Staffers at the Bath auction house Auctioneum discovered the book while sorting through the belongings of a recently deceased homeowner in Bristol. As Caitlin Riley, the auction house’s book specialist, says in a statement, she was rifling through a “run-of-the-mill bookcase” when she came across a pale green hardcover decorated with mountains and a dragon.
“It was clearly an early Hobbit at first glance, so I just pulled it out and began to flick through it, never expecting it to be a true first edition,” Riley says. “I couldn’t believe my eyes! There are a few key details to look out for when spotting one of the first editions, and as I looked into each one, they were all there. When I realized what it was, my heart began pounding.”
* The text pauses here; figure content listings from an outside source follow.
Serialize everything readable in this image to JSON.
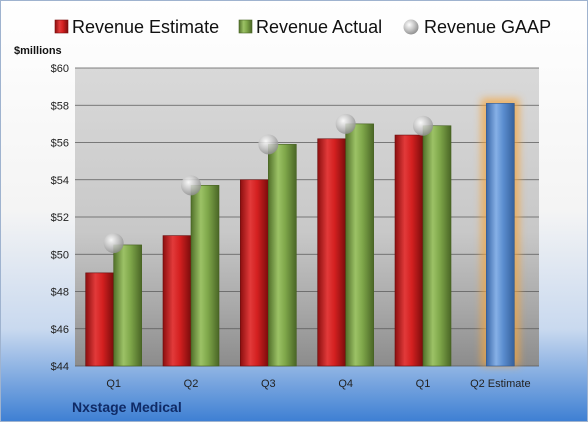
{
  "chart_data": {
    "type": "bar",
    "categories": [
      "Q1",
      "Q2",
      "Q3",
      "Q4",
      "Q1",
      "Q2 Estimate"
    ],
    "series": [
      {
        "name": "Revenue Estimate",
        "values": [
          49.0,
          51.0,
          54.0,
          56.2,
          56.4,
          null
        ]
      },
      {
        "name": "Revenue Actual",
        "values": [
          50.5,
          53.7,
          55.9,
          57.0,
          56.9,
          null
        ]
      },
      {
        "name": "Revenue GAAP",
        "values": [
          50.6,
          53.7,
          55.9,
          57.0,
          56.9,
          null
        ]
      }
    ],
    "forecast": {
      "category": "Q2 Estimate",
      "value": 58.1
    },
    "unit_label": "$millions",
    "ylim": [
      44,
      60
    ],
    "yticks": [
      "$44",
      "$46",
      "$48",
      "$50",
      "$52",
      "$54",
      "$56",
      "$58",
      "$60"
    ],
    "grid": true,
    "legend_position": "top",
    "colors": {
      "estimate": "#d42020",
      "actual": "#7fa74a",
      "gaap": "#b9b9b9",
      "forecast": "#5b8ed0",
      "forecast_glow": "#f4a640"
    }
  },
  "footer": {
    "company": "Nxstage Medical"
  }
}
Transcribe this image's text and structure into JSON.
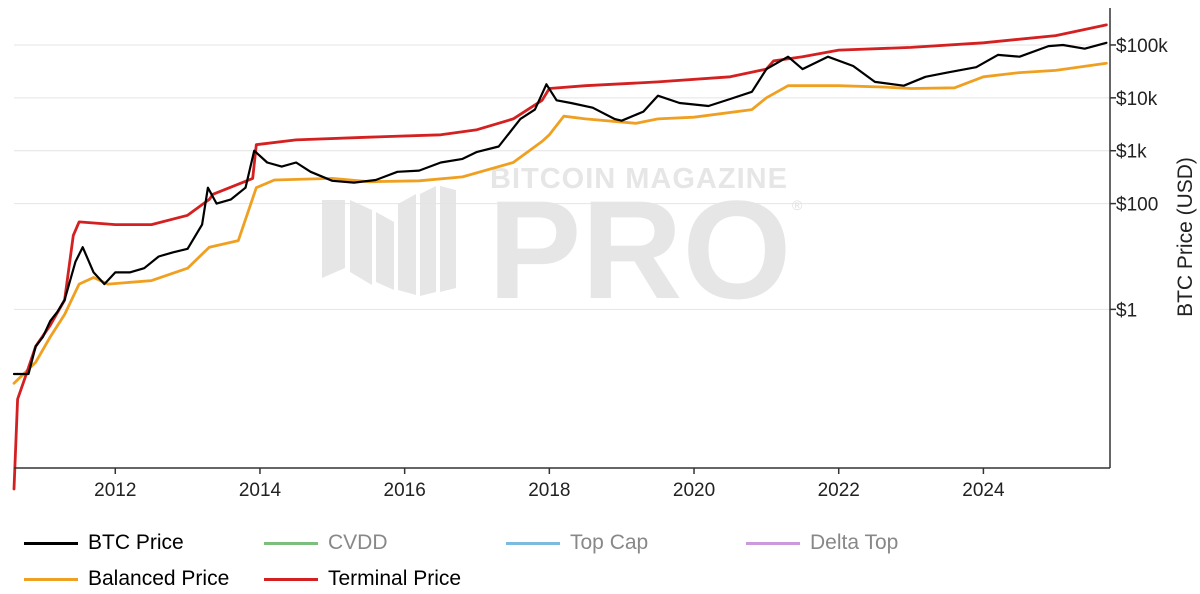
{
  "watermark": {
    "brand": "BITCOIN MAGAZINE",
    "pro": "PRO",
    "reg": "®"
  },
  "chart_data": {
    "type": "line",
    "yscale": "log",
    "ylabel": "BTC Price (USD)",
    "ylim": [
      0.001,
      500000
    ],
    "xlim": [
      2010.6,
      2025.75
    ],
    "x_ticks": [
      "2012",
      "2014",
      "2016",
      "2018",
      "2020",
      "2022",
      "2024"
    ],
    "y_ticks": [
      {
        "value": 1,
        "label": "$1"
      },
      {
        "value": 100,
        "label": "$100"
      },
      {
        "value": 1000,
        "label": "$1k"
      },
      {
        "value": 10000,
        "label": "$10k"
      },
      {
        "value": 100000,
        "label": "$100k"
      }
    ],
    "gridlines": "horizontal",
    "legend_position": "bottom-left",
    "series": [
      {
        "name": "BTC Price",
        "color": "#000000",
        "visible": true,
        "x": [
          2010.6,
          2010.8,
          2010.9,
          2011.0,
          2011.1,
          2011.2,
          2011.3,
          2011.45,
          2011.55,
          2011.7,
          2011.85,
          2012.0,
          2012.2,
          2012.4,
          2012.6,
          2012.8,
          2013.0,
          2013.2,
          2013.28,
          2013.4,
          2013.6,
          2013.8,
          2013.92,
          2014.1,
          2014.3,
          2014.5,
          2014.7,
          2015.0,
          2015.3,
          2015.6,
          2015.9,
          2016.2,
          2016.5,
          2016.8,
          2017.0,
          2017.3,
          2017.6,
          2017.8,
          2017.96,
          2018.1,
          2018.3,
          2018.6,
          2018.9,
          2019.0,
          2019.3,
          2019.5,
          2019.8,
          2020.2,
          2020.5,
          2020.8,
          2021.0,
          2021.3,
          2021.5,
          2021.85,
          2022.2,
          2022.5,
          2022.9,
          2023.2,
          2023.5,
          2023.9,
          2024.2,
          2024.5,
          2024.9,
          2025.1,
          2025.4,
          2025.7
        ],
        "y": [
          0.06,
          0.06,
          0.2,
          0.3,
          0.6,
          0.9,
          1.5,
          8,
          15,
          5,
          3,
          5,
          5,
          6,
          10,
          12,
          14,
          40,
          200,
          100,
          120,
          200,
          1000,
          600,
          500,
          600,
          400,
          270,
          250,
          280,
          400,
          420,
          600,
          700,
          950,
          1200,
          4000,
          6000,
          18000,
          9000,
          8000,
          6500,
          4000,
          3700,
          5500,
          11000,
          8000,
          7000,
          9500,
          13000,
          35000,
          60000,
          35000,
          60000,
          40000,
          20000,
          17000,
          25000,
          30000,
          38000,
          65000,
          60000,
          95000,
          100000,
          85000,
          110000
        ]
      },
      {
        "name": "CVDD",
        "color": "#7cbf7c",
        "visible": false,
        "x": [],
        "y": []
      },
      {
        "name": "Top Cap",
        "color": "#7cbbe0",
        "visible": false,
        "x": [],
        "y": []
      },
      {
        "name": "Delta Top",
        "color": "#cc99dd",
        "visible": false,
        "x": [],
        "y": []
      },
      {
        "name": "Balanced Price",
        "color": "#f0a020",
        "visible": true,
        "x": [
          2010.6,
          2010.9,
          2011.1,
          2011.3,
          2011.5,
          2011.7,
          2011.9,
          2012.5,
          2013.0,
          2013.3,
          2013.7,
          2013.95,
          2014.2,
          2015.0,
          2015.5,
          2016.2,
          2016.8,
          2017.5,
          2017.9,
          2018.0,
          2018.2,
          2018.5,
          2019.2,
          2019.5,
          2020.0,
          2020.8,
          2021.0,
          2021.3,
          2022.0,
          2022.6,
          2023.0,
          2023.6,
          2024.0,
          2024.5,
          2025.0,
          2025.7
        ],
        "y": [
          0.04,
          0.1,
          0.3,
          0.8,
          3,
          4,
          3,
          3.5,
          6,
          15,
          20,
          200,
          280,
          300,
          260,
          270,
          320,
          600,
          1500,
          2000,
          4500,
          4000,
          3300,
          4000,
          4300,
          6000,
          10000,
          17000,
          17000,
          16000,
          15000,
          15500,
          25000,
          30000,
          33000,
          45000
        ]
      },
      {
        "name": "Terminal Price",
        "color": "#d42020",
        "visible": true,
        "x": [
          2010.6,
          2010.65,
          2010.75,
          2010.9,
          2011.1,
          2011.3,
          2011.42,
          2011.5,
          2012.0,
          2012.5,
          2013.0,
          2013.3,
          2013.35,
          2013.9,
          2013.95,
          2014.5,
          2015.5,
          2016.5,
          2017.0,
          2017.5,
          2017.9,
          2018.0,
          2018.5,
          2019.5,
          2020.5,
          2021.0,
          2021.1,
          2021.5,
          2022.0,
          2023.0,
          2024.0,
          2025.0,
          2025.7
        ],
        "y": [
          0.0004,
          0.02,
          0.05,
          0.2,
          0.5,
          1.5,
          25,
          45,
          40,
          40,
          60,
          120,
          150,
          300,
          1300,
          1600,
          1800,
          2000,
          2500,
          4000,
          9000,
          15000,
          17000,
          20000,
          25000,
          35000,
          50000,
          60000,
          80000,
          90000,
          110000,
          150000,
          240000
        ]
      }
    ]
  }
}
When The Hobbit was published in 1937, just 1,500 copies were printed. These books were covered in blue and green dust jackets designed by Tolkien, which depicted eagles soaring over mountains and forests. The first editions also featured ten black-and-white illustrations by the author. The novel, which follows a hobbit named Bilbo Baggins, takes place about 60 years before the Lord of the Rings trilogy.
Upon publication, the novel was a huge success. As the New York Times’ Anne T. Eaton wrote in a 1938 review, “This is a book with no age limits. All those, young or old, who love a fine adventurous tale, beautifully told, will take The Hobbit into their hearts.”
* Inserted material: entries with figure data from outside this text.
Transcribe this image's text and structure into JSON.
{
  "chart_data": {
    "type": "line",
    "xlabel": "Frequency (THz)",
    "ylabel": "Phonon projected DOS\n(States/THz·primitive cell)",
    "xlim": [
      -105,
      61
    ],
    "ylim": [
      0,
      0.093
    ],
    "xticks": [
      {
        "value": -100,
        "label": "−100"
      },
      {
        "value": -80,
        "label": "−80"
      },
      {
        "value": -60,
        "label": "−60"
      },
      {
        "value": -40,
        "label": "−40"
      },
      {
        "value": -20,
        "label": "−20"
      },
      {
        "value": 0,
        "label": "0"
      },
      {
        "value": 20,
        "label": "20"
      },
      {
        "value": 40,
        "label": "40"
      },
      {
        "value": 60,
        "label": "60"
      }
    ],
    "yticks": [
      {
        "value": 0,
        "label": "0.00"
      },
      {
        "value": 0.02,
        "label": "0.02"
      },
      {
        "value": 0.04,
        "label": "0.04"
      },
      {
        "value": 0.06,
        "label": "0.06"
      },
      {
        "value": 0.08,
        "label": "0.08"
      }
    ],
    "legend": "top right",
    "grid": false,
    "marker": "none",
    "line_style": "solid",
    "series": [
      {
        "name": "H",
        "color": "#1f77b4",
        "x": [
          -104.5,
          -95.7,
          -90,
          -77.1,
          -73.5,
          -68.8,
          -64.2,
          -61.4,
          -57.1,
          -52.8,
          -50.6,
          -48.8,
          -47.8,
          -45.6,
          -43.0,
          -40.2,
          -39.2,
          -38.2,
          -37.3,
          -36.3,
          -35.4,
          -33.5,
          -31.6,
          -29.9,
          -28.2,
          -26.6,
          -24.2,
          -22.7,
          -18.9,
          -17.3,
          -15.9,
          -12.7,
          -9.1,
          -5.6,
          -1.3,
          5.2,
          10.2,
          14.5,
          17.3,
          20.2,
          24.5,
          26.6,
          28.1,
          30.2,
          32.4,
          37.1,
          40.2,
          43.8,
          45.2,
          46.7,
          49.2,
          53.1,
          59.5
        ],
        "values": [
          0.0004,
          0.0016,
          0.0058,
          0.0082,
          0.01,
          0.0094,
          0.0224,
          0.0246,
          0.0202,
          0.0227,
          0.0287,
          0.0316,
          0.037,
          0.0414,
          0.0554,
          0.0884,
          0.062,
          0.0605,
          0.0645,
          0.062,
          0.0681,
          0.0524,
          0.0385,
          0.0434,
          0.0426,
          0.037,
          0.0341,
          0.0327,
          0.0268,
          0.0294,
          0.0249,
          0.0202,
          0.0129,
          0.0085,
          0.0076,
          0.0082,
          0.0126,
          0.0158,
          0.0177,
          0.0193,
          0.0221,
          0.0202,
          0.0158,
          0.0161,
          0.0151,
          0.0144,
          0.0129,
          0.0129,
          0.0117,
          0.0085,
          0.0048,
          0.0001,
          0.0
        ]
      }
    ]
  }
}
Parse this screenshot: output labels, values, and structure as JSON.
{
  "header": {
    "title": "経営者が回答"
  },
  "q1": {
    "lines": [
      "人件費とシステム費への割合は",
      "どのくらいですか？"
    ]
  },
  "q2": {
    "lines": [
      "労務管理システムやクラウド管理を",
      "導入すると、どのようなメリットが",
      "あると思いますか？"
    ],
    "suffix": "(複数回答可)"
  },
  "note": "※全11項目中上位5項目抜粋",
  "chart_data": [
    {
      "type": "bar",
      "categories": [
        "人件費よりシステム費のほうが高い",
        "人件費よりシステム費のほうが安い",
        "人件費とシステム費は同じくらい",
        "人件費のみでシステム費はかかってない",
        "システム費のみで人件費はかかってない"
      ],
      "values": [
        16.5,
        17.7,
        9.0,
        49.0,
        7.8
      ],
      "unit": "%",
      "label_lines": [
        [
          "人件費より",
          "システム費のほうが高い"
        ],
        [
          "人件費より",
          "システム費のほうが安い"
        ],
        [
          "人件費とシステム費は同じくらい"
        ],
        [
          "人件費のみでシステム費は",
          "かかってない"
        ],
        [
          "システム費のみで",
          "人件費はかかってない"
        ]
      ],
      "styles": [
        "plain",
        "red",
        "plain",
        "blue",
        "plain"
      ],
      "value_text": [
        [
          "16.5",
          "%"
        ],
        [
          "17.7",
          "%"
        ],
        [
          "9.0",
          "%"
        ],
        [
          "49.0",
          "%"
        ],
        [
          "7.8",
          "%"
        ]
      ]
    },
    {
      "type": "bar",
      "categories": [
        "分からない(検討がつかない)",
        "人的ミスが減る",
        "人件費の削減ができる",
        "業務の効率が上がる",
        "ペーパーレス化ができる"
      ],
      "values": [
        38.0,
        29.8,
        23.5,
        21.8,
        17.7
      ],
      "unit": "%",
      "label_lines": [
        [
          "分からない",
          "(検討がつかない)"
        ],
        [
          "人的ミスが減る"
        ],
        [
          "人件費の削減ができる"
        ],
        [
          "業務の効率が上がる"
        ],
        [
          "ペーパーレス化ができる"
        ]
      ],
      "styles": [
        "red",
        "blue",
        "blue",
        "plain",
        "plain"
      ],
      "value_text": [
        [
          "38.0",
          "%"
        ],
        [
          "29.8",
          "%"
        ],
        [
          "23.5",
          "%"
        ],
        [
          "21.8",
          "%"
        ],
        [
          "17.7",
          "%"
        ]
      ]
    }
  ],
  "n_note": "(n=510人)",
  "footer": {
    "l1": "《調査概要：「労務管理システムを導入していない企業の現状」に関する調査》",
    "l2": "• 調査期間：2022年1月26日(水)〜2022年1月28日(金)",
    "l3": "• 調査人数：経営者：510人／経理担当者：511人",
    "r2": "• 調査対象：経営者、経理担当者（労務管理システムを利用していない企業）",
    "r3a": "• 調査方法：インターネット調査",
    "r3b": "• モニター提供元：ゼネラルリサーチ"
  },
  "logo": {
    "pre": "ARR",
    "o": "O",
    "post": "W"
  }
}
First-edition copies of The Hobbit are rare. According to Auctioneum, only a few hundred are known to exist today. “The idea that one sat untouched on a shelf for so many years without anyone realizing its value is not just unusual,” Tolkien expert Pieter Collier tells the Times’ Amelia Nierenberg. “It’s astonishing.”
The recently discovered book doesn’t have its original dust jacket, and its spine is slightly discolored, but it is in “absolutely beautiful condition,” Riley tells BBC News’ Clara Bullock and Chloe Harcombe. Given that The Hobbit is a children’s fantasy novel, most early copies “have seen children’s hands [and] children’s coloring pens in some cases.”
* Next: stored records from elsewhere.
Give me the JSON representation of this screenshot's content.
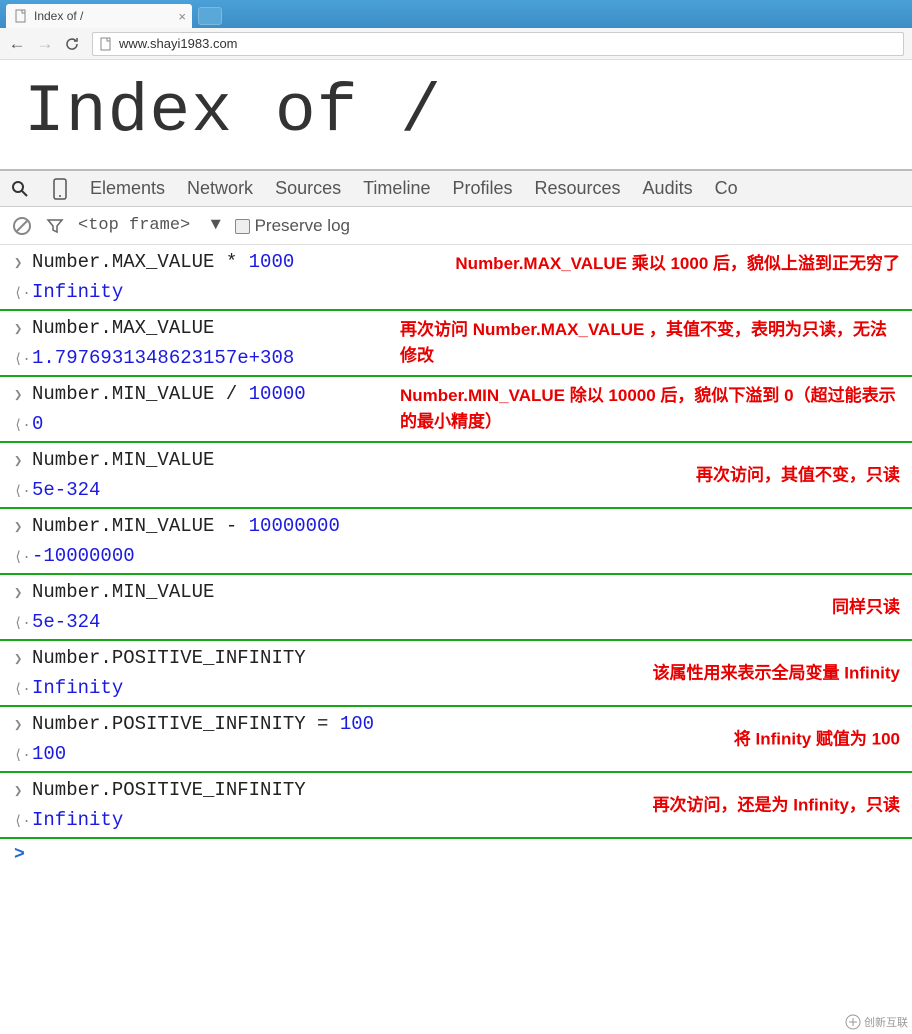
{
  "browser": {
    "tab_title": "Index of /",
    "url": "www.shayi1983.com"
  },
  "page": {
    "heading": "Index of /"
  },
  "devtools": {
    "tabs": [
      "Elements",
      "Network",
      "Sources",
      "Timeline",
      "Profiles",
      "Resources",
      "Audits",
      "Co"
    ],
    "frame_selector": "<top frame>",
    "preserve_log_label": "Preserve log"
  },
  "console_entries": [
    {
      "input_plain": "Number.MAX_VALUE * ",
      "input_num": "1000",
      "output": "Infinity",
      "annotation": "Number.MAX_VALUE 乘以 1000 后，貌似上溢到正无穷了"
    },
    {
      "input_plain": "Number.MAX_VALUE",
      "input_num": "",
      "output": "1.7976931348623157e+308",
      "annotation": "再次访问 Number.MAX_VALUE ，其值不变，表明为只读，无法修改"
    },
    {
      "input_plain": "Number.MIN_VALUE / ",
      "input_num": "10000",
      "output": "0",
      "annotation": "Number.MIN_VALUE 除以 10000 后，貌似下溢到 0（超过能表示的最小精度）"
    },
    {
      "input_plain": "Number.MIN_VALUE",
      "input_num": "",
      "output": "5e-324",
      "annotation": "再次访问，其值不变，只读"
    },
    {
      "input_plain": "Number.MIN_VALUE - ",
      "input_num": "10000000",
      "output": "-10000000",
      "annotation": ""
    },
    {
      "input_plain": "Number.MIN_VALUE",
      "input_num": "",
      "output": "5e-324",
      "annotation": "同样只读"
    },
    {
      "input_plain": "Number.POSITIVE_INFINITY",
      "input_num": "",
      "output": "Infinity",
      "annotation": "该属性用来表示全局变量 Infinity"
    },
    {
      "input_plain": "Number.POSITIVE_INFINITY = ",
      "input_num": "100",
      "output": "100",
      "annotation": "将 Infinity 赋值为 100"
    },
    {
      "input_plain": "Number.POSITIVE_INFINITY",
      "input_num": "",
      "output": "Infinity",
      "annotation": "再次访问，还是为 Infinity，只读"
    }
  ],
  "colors": {
    "separator": "#16a816",
    "number": "#1a1ae0",
    "annotation": "#e80000",
    "tabbar_bg": "#3d8ec5"
  },
  "watermark": "创新互联"
}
But as John Garth, author of The Worlds of J.R.R. Tolkien and Tolkien and the Great War, tells the Times, this particular copy “either had one very careful reader or no readers at all.”
Experts had expected the book to sell for a maximum of £12,000 (about $16,000). The final price, £43,000 (around $57,000), is a record for a first-edition copy without the dust jacket, Riley tells BBC News. But other first-edition Hobbits with book jackets have fetched much more. One sold for £60,000 (roughly $122,000) in 2008, while another brought in £137,000 (about $182,000) in 2015.
When Riley confirmed the book she’d found in Bristol was a first-edition copy of the iconic novel, she wept. As she tells the Times, “To be able to handle and sell one, and for it to come from somewhere so completely unsuspecting? It honestly feels like a miracle.”